I am trying to parse HTML form with HTML Agility Pack. It is working fine for the following code:
<p>Some Text</p>
But suppose I have this:
<p>Some Text in p Tag<span>Some text in span tag.</span> Again some text in p tag</p>
I am using HtmlNode nodeItem in htmlDoc.DocumentNode.Descendants(controlName).ToArray()
to get all values of a control(in our case p and span). But this is only getting text which is in span.
How can i get values of both the tage - "p" as well as "span".

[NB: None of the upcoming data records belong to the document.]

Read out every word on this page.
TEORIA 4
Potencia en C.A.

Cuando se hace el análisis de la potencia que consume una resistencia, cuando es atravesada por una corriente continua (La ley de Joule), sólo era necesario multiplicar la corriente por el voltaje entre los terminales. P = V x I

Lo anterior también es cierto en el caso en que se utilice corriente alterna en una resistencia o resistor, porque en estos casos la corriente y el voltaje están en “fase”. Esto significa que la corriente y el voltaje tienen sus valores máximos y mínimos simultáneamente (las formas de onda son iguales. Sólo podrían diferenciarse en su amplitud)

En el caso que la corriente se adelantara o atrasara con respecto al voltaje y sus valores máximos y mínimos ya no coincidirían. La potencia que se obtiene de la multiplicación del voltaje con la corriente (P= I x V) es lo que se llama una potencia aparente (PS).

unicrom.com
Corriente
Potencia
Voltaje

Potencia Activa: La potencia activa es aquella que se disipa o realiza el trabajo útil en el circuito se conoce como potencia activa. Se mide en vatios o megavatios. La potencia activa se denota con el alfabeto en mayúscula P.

UPDATE: I am trying to develop a multilingual application where resource files and keys are generated through code. In the above example: I need to create 3 keys: 1-"Some Text in p Tag", 2-"Some text in span tag." and 3-"Again some text in p tag." How can I create these keys. Current Scenario is that, it is creating key for span tag and not for p tag.
Thanks In Advance
Actually the question is not very clear. You should've posted more relevant codes showing how you tried to get value of <p>
and <span>
.
This one worked just fine to get text in both <p>
and <span>
:
var html = @"<p>Some Text in p Tag<span>Some text in span tag.</span> Again some text in p tag</p>";
var htmlDoc = new HtmlDocument();
htmlDoc.LoadHtml(html);
foreach (HtmlNode nodeItem in htmlDoc.DocumentNode.Descendants("p").ToArray())
{
Console.WriteLine(nodeItem.InnerText);
}
foreach (HtmlNode nodeItem in htmlDoc.DocumentNode.Descendants("span").ToArray())
{
Console.WriteLine(nodeItem.InnerText);
}
The same output yielded by this single foreach
loop :
foreach (HtmlNode nodeItem in
htmlDoc.DocumentNode
.SelectNodes("//*[name() = 'p' or name() = 'span']"))
{
Console.WriteLine(nodeItem.InnerText);
}
Or if you actually don't care about tag name, you can get all elements as follow :
foreach (HtmlNode nodeItem in
htmlDoc.DocumentNode
.SelectNodes("//*"))
{
Console.WriteLine(nodeItem.InnerText);
}
If none of above samples useful for your case, please update the question to clarify further about the actual problem you're trying to solve.